Cytopathic effects were observed after incubation with the virus for 16–20 h. Crystal violet was added to the wells when all the control cells were dead and the absorbance at 570 nm was measured to determine the degree of cytopathy in different wells.
The anti-viral activity of rhIFN-λ1 was calculated according to the interferon standard, which was defined as one unit of activity when 50% of cells were dead. Using the same method, we detected the anti-viral activity of rhIFN-α2b, rhIFN-λ1, and rhIFN-λ1 (R&D) in A549 cells challenged with VSV.
Assay for anti-influenza virus activity of rhIFN-λ1
RhIFN-α2b and rhIFN-λ1 were successively diluted to 40- to 49-fold dilutions and incubated with A549 cells for about 16 h. Then anti-influenza virus activity was measured after infection with 100TCID50 of influenza virus (A/PR/8/34, H1N1) for 16–20 h, as described above, using crystal violet to measure the degree of cytopathy.
Determination of anti-proliferation activity of rhIFN-λ1
Anti-proliferation activity was determined using a CellTiter 96 Aqueous One Solution Cell Proliferation Assay kit (Promega) according to the manufacturer’s instructions. HeLa cells were seeded in 96-well plates (5 × 104 cells/well) and then cultured in DMEM containing 10% FBS. After 6 h, the culture medium was discarded and a dilution series of rhIFN-λ1 or rhIFN-α2b was added. After incubation for 72 h at 37 °C, 20 μl of One Solution Reagent was added to each well and incubated for 4 h. The optical density was then measured at A490.

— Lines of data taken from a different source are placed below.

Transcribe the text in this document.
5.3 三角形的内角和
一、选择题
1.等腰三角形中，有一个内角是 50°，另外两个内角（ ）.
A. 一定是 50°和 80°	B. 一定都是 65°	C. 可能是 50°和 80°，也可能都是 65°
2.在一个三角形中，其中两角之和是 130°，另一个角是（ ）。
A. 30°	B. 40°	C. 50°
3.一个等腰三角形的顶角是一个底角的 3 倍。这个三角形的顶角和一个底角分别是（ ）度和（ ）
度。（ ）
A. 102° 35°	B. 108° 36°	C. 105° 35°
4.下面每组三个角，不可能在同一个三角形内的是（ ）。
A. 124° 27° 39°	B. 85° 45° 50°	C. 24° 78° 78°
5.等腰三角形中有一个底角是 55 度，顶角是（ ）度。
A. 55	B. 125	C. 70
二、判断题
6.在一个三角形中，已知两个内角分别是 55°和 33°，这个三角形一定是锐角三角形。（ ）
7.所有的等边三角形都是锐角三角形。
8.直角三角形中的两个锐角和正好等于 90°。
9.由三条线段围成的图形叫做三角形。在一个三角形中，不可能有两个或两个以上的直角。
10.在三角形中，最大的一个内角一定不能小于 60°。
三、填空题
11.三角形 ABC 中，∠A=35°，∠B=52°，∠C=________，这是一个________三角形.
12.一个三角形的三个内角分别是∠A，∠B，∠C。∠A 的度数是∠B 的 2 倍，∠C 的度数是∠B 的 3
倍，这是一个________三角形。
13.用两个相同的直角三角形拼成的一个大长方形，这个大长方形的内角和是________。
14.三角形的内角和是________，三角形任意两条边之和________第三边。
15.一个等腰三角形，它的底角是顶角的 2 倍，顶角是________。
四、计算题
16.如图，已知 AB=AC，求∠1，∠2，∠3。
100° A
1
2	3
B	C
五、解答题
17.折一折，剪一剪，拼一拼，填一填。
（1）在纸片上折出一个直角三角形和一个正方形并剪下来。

Determination of rhIFN-λ1 activity to promote natural killer cell cytotoxicity
Natural killer cell (NK) cytotoxicity was determined using the dehydrogenase releasing method. Normal human peripheral blood lymphocytes were adjusted to 106 cells/ml using DMEM containing 10% FBS. The NK cells were mixed with K562 target cells at a ratio of 100:1 and then treated with a dilution series of rhIFN-λ1 or rhIFN-α2b for 4 h at 37 °C. The supernatant was then obtained by centrifugation for 10 min at 3000×g. Lactate dehydrogenase content in the supernatant, which represents NK cytotoxicity activity, was measured with the CytoTox 96 Non-Radioactive Cytotoxicity Assay Kit (Promega).